Ever find that when you get a new pair of shoes that you feel revived, refreshed, and can take on the world again with a pep in your step? Well, my challenge to you today, is to try on new shoes - those of your student!

We are all experts at what we teach, so we are already at the stage that we can do things by using shortcuts and using the ʻrulesʼ. I use ʻrulesʼ in this way because I am a maths teacher and I donʼt like the fact that we use this term in maths. A rule is something someone makes up so that they can keep things in order, like “no food or drink in the computer room”. ʻRulesʼ in maths are not made up, they are just shortcuts that always work. If we start our teaching with the ʻrulesʼ we are missing a whole chunk of basic understanding, and our students need to struggle on trying to remember these ʻrulesʼ and how to use them, instead of understanding the core concepts that the rule came from in the first place. For example, Pythagoras - the ʻruleʼ a2 = b2 + c2. Did Pythagoras wake up one morning and decide that today he was going to make a new rule? From today on a2 = b2 + c2! No, this came about through discovery.

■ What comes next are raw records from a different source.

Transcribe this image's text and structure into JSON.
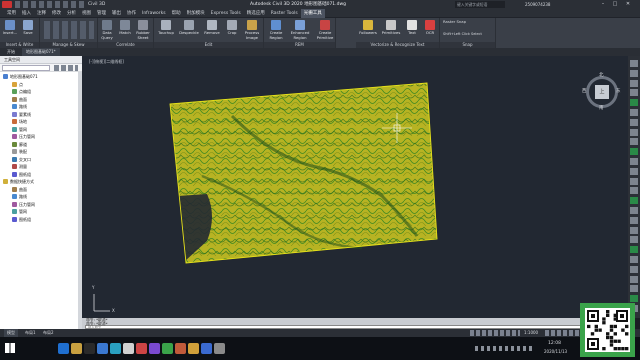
{
  "titlebar": {
    "app_label": "Civil 3D",
    "title": "Autodesk Civil 3D 2020  地形图基础071.dwg",
    "search_placeholder": "键入关键字或短语",
    "user": "2509074238"
  },
  "tabs": [
    "常用",
    "插入",
    "注释",
    "修改",
    "分析",
    "视图",
    "管理",
    "输出",
    "协作",
    "Infraworks",
    "帮助",
    "附加模块",
    "Express Tools",
    "精选应用",
    "Raster Tools",
    "光栅工具"
  ],
  "tabs_active_index": 15,
  "ribbon": {
    "panels": [
      {
        "title": "Insert & Write",
        "buttons": [
          "Insert...",
          "Save"
        ]
      },
      {
        "title": "Manage & Skew",
        "buttons": []
      },
      {
        "title": "Correlate",
        "buttons": [
          "Data Query",
          "Match",
          "Rubber Sheet"
        ]
      },
      {
        "title": "Edit",
        "buttons": [
          "Touchup",
          "Despeckle",
          "Remove",
          "Crop",
          "Process Image"
        ]
      },
      {
        "title": "REM",
        "buttons": [
          "Create Region",
          "Enhanced Region",
          "Create Primitive"
        ]
      },
      {
        "title": "Vectorize & Recognize Text",
        "buttons": [
          "Followers",
          "Primitives",
          "Text",
          "OCR"
        ]
      },
      {
        "title": "Snap",
        "buttons": [
          "Raster Snap",
          "Shift+Left Click Select"
        ]
      }
    ]
  },
  "doc_tabs": [
    "开始",
    "地形图基础071*"
  ],
  "left_panel": {
    "title": "工具空间",
    "items": [
      "地形图基础071",
      "点",
      "点编组",
      "曲面",
      "路线",
      "要素线",
      "场地",
      "管网",
      "压力管网",
      "廊道",
      "装配",
      "交叉口",
      "测量",
      "图纸组",
      "数据快捷方式",
      "曲面",
      "路线",
      "压力管网",
      "管网",
      "图纸组"
    ]
  },
  "viewport": {
    "label": "[-][俯视][二维线框]",
    "compass": {
      "north": "北",
      "south": "南",
      "east": "东",
      "west": "西",
      "center": "上"
    },
    "ucs_x": "X",
    "ucs_y": "Y"
  },
  "command": {
    "line1": "命令: *取消*",
    "line2": "命令: *取消*",
    "prompt_placeholder": "键入命令"
  },
  "layout_tabs": [
    "模型",
    "布局1",
    "布局2"
  ],
  "status_scale": "1:1000",
  "taskbar": {
    "clock_time": "12:08",
    "clock_date": "2020/11/13"
  },
  "colors": {
    "terrain": "#b7b323",
    "contours": "#2f7a1e",
    "terrain_border": "#e6e21a",
    "accent": "#3aa34a"
  }
}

Lets take a minute to think about how we learn. We ALL learn, understand and remember by linking the new information to what we already know. This is the key thing to remember when developing your class work. Does each particular student already have the facts, skills, and understanding clear in their heads to allow them to efficiently learn what you are trying to teach? If not, they may learn off how to use this new skill, but they will inevitably run in to problems again when trying to deal with this topic at a more complicated level.

I encourage you, when you are creating your next lesson plan, to go back to the basics. I mean, right back to the beginning. If they are finding fractions difficult, do they fully understand what a fraction actually is other than how it looks?? Why do we even have fractions??? Allow them to build the jigsaw piece by piece and make all those connections that are so important. Let them learn through discovery rather than being told what to do.

In algebra, I use the concept of a scales. Dice represent known values, and counters represent the unknowns. They learn through trial-and-error and discovery by physically working with the concept. They learn, through discovery (not because I told them), that they can make life easier for themselves to figure out the unknown by removing counters from both sides. I have someone who can work algebra - Eureka!!!

So, again, my challenge to you...take a step out of your own shoes. Forget all the knowledge you have built up. Place yourself in your studentʼs space and discover these facts afresh one by one. Feel the self-confidence grow as you discover more and more, and get that pep in your step as you start to link all this new knowledge together. Feel confident to tackle more difficult problems. Feel the joy of learning!